Dave se asoma en ese momento junto a Duck.

—¡Salga del coche, de inmediato!

Duck extiende hacia el hombre las manos.

—Por favor —suplica—. Por favor… sólo quiero salir de este pueblo.

—¡Salga! —prácticamente escupe la palabra.

Duck asiente, vencido, y se agarra al asiento delantero para ayudarse a salir del Chevy. Dave se aparta un paso para dejarle salir, y Duck se pone en pie a su lado, mirándole con expresión abatida.
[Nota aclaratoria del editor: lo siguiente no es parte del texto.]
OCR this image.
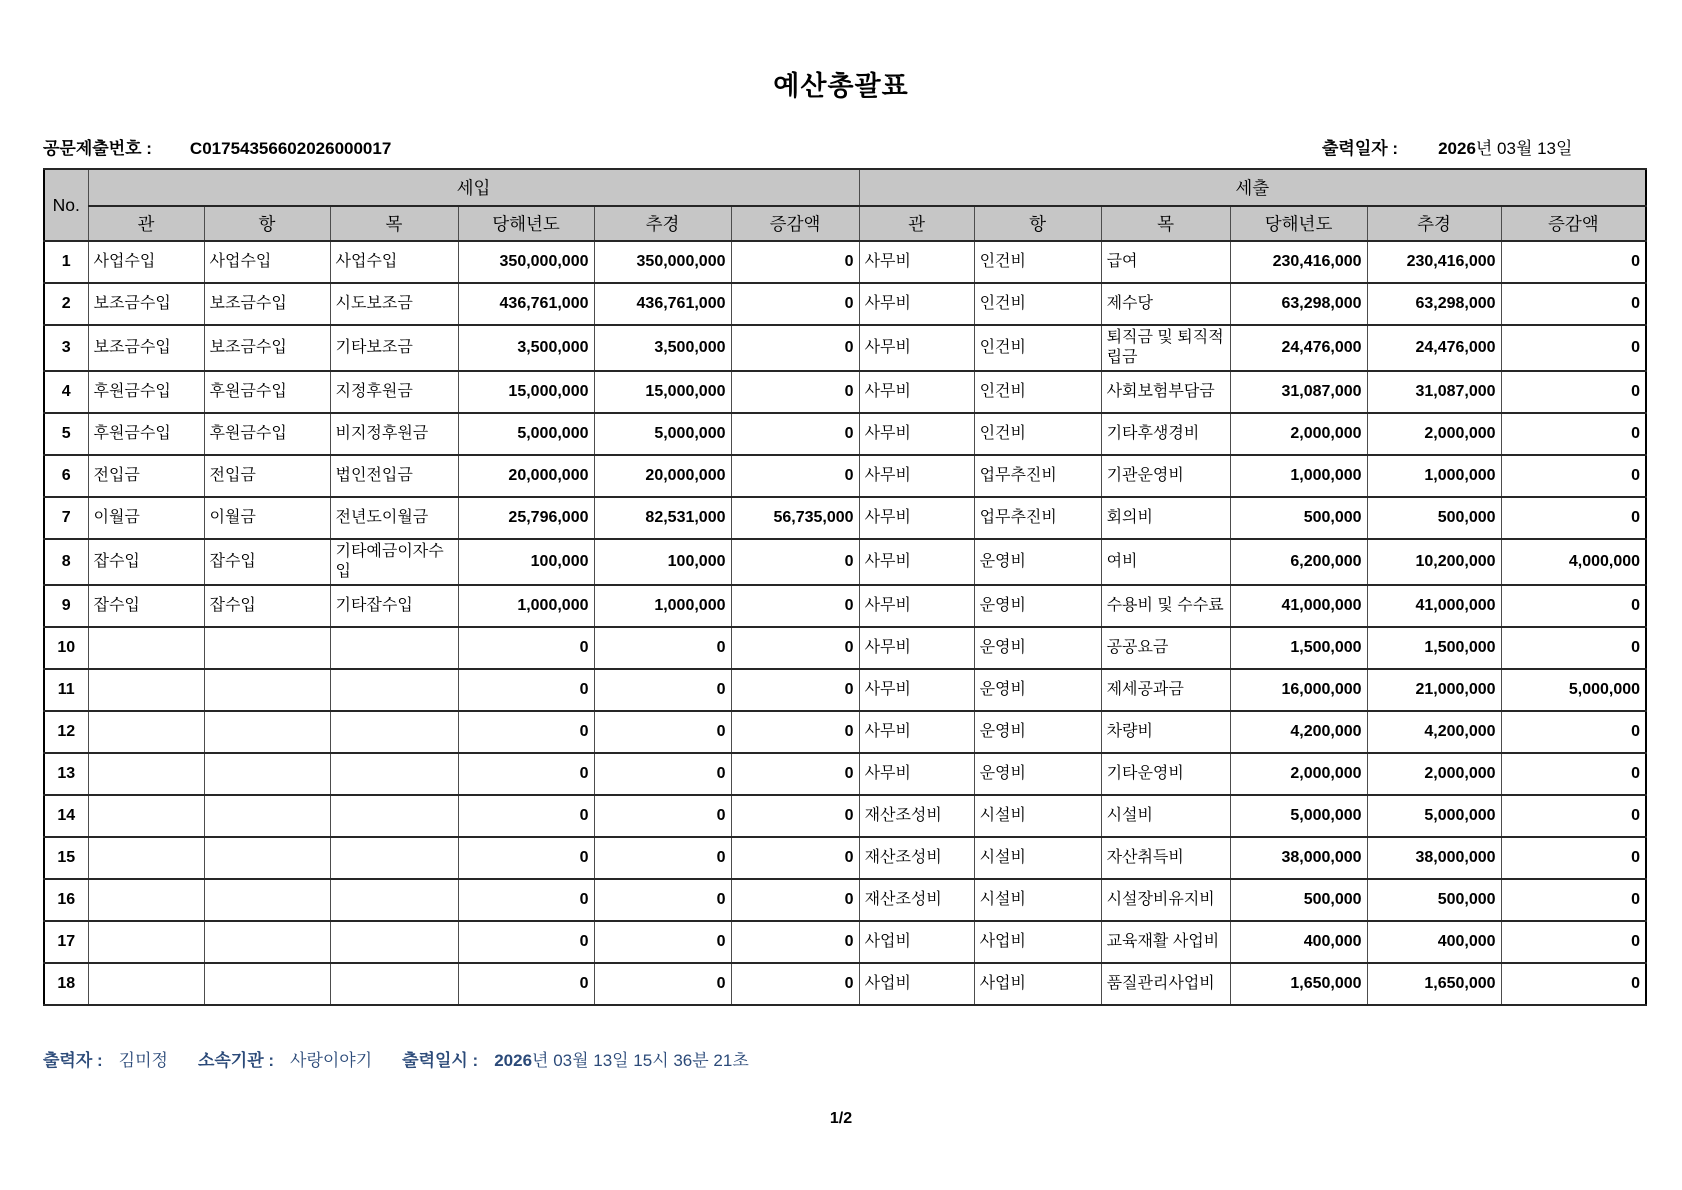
예산총괄표
공문제출번호 : C01754356602026000017	출력일자 : 2026년 03월 13일
No.	세입						세출					
	관	항	목	당해년도	추경	증감액	관	항	목	당해년도	추경	증감액
1	사업수입	사업수입	사업수입	350,000,000	350,000,000	0	사무비	인건비	급여	230,416,000	230,416,000	0
2	보조금수입	보조금수입	시도보조금	436,761,000	436,761,000	0	사무비	인건비	제수당	63,298,000	63,298,000	0
3	보조금수입	보조금수입	기타보조금	3,500,000	3,500,000	0	사무비	인건비	퇴직금 및 퇴직적립금	24,476,000	24,476,000	0
4	후원금수입	후원금수입	지정후원금	15,000,000	15,000,000	0	사무비	인건비	사회보험부담금	31,087,000	31,087,000	0
5	후원금수입	후원금수입	비지정후원금	5,000,000	5,000,000	0	사무비	인건비	기타후생경비	2,000,000	2,000,000	0
6	전입금	전입금	법인전입금	20,000,000	20,000,000	0	사무비	업무추진비	기관운영비	1,000,000	1,000,000	0
7	이월금	이월금	전년도이월금	25,796,000	82,531,000	56,735,000	사무비	업무추진비	회의비	500,000	500,000	0
8	잡수입	잡수입	기타예금이자수입	100,000	100,000	0	사무비	운영비	여비	6,200,000	10,200,000	4,000,000
9	잡수입	잡수입	기타잡수입	1,000,000	1,000,000	0	사무비	운영비	수용비 및 수수료	41,000,000	41,000,000	0
10				0	0	0	사무비	운영비	공공요금	1,500,000	1,500,000	0
11				0	0	0	사무비	운영비	제세공과금	16,000,000	21,000,000	5,000,000
12				0	0	0	사무비	운영비	차량비	4,200,000	4,200,000	0
13				0	0	0	사무비	운영비	기타운영비	2,000,000	2,000,000	0
14				0	0	0	재산조성비	시설비	시설비	5,000,000	5,000,000	0
15				0	0	0	재산조성비	시설비	자산취득비	38,000,000	38,000,000	0
16				0	0	0	재산조성비	시설비	시설장비유지비	500,000	500,000	0
17				0	0	0	사업비	사업비	교육재활 사업비	400,000	400,000	0
18				0	0	0	사업비	사업비	품질관리사업비	1,650,000	1,650,000	0
출력자 : 김미정 소속기관 : 사랑이야기 출력일시 : 2026년 03월 13일 15시 36분 21초
1/2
Dave le mira con furia.

—Por favor —suplica Duck.

Dave mira hacia su mujer, que ya ha conseguido abrir la puerta y abraza a su hijo con fuerza, dándole besos en la mejilla mientras el niño ríe, ajeno a lo que está pasando en el mundo, ajeno a la tensión que manejan sus padres y al extraño que ha chocado la frente contra su silla de bebé.

—Siento… siento haberme metido en su coche… yo…

—¿A dónde quiere ir? —pregunta Kelly, levantando la cara y mirándole por encima del coche.

—Kelly, no vamos a…

—Sólo quiero alejarme del pueblo. He perdido de vista a mis amigos y… no sé a dónde ir.

Dave le observa, y después mira a su mujer.

—Eso podemos hacerlo —dice Dave, entre dientes, claramente a disgusto.

Duck respira aliviado al oírlo. Después, ayuda a Dave a meter la maleta que arrastraba la mujer, y se sube en el asiento de copiloto. Kelly va detrás, junto al crío. Mientras arranca el coche, Dave echa un vistazo al hombre que tiene a su lado.

—¿Está usted bien?

—Agotado, nada más.

Después, Dave arranca. Al girar la primera esquina, Kelly lanza un gemido al ver al fondo a un grupo de personas corriendo. No llegan a ver a ningún zombie, porque Dave hace girar el Chevy por otra calle, alejándose de aquella parte del pueblo. Duck intenta mantenerse despierto, pero los ojos empiezan a pesarle y siente como si el asiento le engullera. Se queda dormido antes de que Dave alcance la autopista.